Donald Trump was right about one thing on Friday – the euro did “drop against the dollar like crazy”.

The amusing thing is, the bottom didn’t really fall out for the common currency until well after the president’s latest FX tweet, which found Trump lamenting the strong greenback and demanding Fed cuts.

About an hour later, the euro collapsed amid options expiries, month-end flows and, of course, thin summer markets, ahead of a weekend that’s littered with event risk from tariff hikes to Hong Kong protests.

At 1.0967, the euro is the weakest against the greenback since May of 2017, the last time it was below 1.10. It likely didn’t help that news flow out of Italy suggested Five Star and the Democrats might have hit a snag in talks to establish a coalition that would avert new elections. The assumption that deposed PM Conte will preside over a new tie-up helped drive 10-year Italian yields below 1% this week, but Friday’s headlines suggest there are still some “wrinkles” to iron out.

EURUSD is down 1.4% for the week, and around 0.8% for the month. The broad dollar is sitting near a two-year high.

Earlier in the session, the latest CPI data showed inflation in the euro-area is still parked at 1%, a mile away from the ECB’s target. Sabine Lautenschlaeger joined a chorus of ECB hawks suggesting that a restart to APP isn’t necessary. 

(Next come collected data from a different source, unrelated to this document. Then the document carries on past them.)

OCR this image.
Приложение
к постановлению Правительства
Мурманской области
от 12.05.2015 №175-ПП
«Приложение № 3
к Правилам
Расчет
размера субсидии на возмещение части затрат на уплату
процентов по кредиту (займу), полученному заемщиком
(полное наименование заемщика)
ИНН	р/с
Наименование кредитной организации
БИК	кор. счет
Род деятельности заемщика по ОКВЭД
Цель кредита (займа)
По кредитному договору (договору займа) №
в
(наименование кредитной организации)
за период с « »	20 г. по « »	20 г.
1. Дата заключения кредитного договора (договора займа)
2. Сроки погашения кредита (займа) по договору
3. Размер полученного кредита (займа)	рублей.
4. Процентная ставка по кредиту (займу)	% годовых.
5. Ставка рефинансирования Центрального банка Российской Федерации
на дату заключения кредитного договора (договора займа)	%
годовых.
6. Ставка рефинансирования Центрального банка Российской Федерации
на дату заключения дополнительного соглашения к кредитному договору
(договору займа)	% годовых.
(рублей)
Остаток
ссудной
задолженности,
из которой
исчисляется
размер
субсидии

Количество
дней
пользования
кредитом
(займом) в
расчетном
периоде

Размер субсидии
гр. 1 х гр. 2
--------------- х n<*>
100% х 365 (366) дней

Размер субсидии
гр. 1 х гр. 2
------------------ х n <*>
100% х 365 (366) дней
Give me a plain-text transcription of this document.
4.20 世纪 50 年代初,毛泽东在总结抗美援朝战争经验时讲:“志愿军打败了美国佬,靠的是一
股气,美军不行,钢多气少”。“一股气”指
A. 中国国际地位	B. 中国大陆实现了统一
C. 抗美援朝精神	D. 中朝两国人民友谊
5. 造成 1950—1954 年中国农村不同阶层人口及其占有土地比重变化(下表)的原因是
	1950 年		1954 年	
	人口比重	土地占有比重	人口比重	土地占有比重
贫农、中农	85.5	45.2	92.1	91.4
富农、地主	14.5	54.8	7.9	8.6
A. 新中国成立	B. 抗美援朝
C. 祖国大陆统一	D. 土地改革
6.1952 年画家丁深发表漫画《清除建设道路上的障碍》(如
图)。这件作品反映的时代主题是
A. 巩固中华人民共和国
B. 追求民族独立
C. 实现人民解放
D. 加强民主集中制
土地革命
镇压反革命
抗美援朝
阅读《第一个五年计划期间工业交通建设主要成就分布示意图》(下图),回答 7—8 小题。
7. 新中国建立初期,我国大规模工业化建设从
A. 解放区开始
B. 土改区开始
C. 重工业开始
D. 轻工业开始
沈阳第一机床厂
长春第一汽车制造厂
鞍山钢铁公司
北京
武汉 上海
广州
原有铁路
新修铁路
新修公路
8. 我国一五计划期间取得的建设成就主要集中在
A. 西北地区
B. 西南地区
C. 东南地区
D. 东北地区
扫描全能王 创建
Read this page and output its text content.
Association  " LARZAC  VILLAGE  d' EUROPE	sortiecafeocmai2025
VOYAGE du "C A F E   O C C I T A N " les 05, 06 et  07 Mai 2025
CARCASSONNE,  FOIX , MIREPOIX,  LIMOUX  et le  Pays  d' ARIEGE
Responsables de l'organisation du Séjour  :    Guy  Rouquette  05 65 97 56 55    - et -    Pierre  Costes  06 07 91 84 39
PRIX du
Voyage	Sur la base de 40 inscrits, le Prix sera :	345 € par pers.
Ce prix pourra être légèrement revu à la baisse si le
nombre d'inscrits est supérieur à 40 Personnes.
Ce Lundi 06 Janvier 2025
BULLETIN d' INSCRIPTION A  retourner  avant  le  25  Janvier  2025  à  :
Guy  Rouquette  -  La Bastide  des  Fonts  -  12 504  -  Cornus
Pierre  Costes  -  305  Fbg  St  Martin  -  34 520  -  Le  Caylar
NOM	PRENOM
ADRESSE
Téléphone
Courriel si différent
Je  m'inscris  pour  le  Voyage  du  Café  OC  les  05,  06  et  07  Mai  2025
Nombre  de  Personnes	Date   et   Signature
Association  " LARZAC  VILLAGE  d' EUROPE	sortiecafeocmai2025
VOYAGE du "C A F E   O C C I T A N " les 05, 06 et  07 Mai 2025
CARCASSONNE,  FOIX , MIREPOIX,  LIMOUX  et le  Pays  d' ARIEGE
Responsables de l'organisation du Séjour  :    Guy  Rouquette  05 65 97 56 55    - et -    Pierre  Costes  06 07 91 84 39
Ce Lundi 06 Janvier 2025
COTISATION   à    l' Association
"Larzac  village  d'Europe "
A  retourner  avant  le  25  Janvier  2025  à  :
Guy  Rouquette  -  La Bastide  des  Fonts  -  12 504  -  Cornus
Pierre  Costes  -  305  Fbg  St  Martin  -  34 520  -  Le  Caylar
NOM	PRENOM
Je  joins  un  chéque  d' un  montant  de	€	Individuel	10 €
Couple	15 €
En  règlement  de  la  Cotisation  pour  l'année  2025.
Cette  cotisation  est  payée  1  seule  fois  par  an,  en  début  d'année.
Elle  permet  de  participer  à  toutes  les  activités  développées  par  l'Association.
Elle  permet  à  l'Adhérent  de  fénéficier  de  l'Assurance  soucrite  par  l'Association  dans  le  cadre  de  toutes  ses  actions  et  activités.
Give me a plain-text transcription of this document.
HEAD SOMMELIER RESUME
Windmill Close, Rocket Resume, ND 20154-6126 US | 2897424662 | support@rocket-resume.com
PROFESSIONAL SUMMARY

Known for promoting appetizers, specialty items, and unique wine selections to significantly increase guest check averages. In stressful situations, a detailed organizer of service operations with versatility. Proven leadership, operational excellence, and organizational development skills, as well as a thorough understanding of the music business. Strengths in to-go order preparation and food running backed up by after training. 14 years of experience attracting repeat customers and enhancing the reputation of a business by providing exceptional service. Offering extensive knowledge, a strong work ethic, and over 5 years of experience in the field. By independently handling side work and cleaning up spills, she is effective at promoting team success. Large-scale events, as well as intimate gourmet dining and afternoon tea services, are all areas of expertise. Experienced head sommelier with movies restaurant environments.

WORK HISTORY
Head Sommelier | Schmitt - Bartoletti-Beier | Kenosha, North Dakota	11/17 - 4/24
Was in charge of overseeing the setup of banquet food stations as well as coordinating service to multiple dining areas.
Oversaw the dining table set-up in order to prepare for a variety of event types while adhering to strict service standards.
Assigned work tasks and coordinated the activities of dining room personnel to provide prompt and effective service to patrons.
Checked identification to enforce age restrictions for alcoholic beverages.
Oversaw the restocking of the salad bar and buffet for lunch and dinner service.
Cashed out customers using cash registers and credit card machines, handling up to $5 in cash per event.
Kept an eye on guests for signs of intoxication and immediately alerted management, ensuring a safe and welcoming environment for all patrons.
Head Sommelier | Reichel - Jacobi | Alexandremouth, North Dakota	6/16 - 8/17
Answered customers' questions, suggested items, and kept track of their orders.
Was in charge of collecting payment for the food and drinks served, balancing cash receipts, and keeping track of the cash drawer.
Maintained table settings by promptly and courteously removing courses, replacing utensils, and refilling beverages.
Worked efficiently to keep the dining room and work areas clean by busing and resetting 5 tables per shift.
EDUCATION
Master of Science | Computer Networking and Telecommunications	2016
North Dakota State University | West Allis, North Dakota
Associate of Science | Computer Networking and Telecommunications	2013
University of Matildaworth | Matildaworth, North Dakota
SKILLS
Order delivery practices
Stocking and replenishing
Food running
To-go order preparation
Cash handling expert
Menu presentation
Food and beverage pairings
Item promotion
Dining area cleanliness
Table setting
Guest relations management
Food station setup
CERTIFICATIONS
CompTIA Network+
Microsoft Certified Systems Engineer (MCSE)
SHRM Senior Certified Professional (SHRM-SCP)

As Bloomberg notes, the euro “tripped barriers at 1.1000 but an additional ~EU1.8b of strikes at that level roll Monday”. EURJPY dove to new lows for the year.

There was also some speculation that Trump’s tweets suggest trade talks between Washington and Brussels aren’t going swimmingly, which wouldn’t exactly be surprising. Other chatter cites possible risk aversion tied to an IAEA report that verifies Iran is still violating key provisions of the nuclear accord. The Iranians have said they’ll continue to violate the agreement in the absence of a deal that sees the European powers facilitate oil sales for Tehran (more on that here).

Whatever the case, to the extent the US president was irritated with the euro early Friday, one hopes his advisors don’t let him look at any charts for the rest of the day.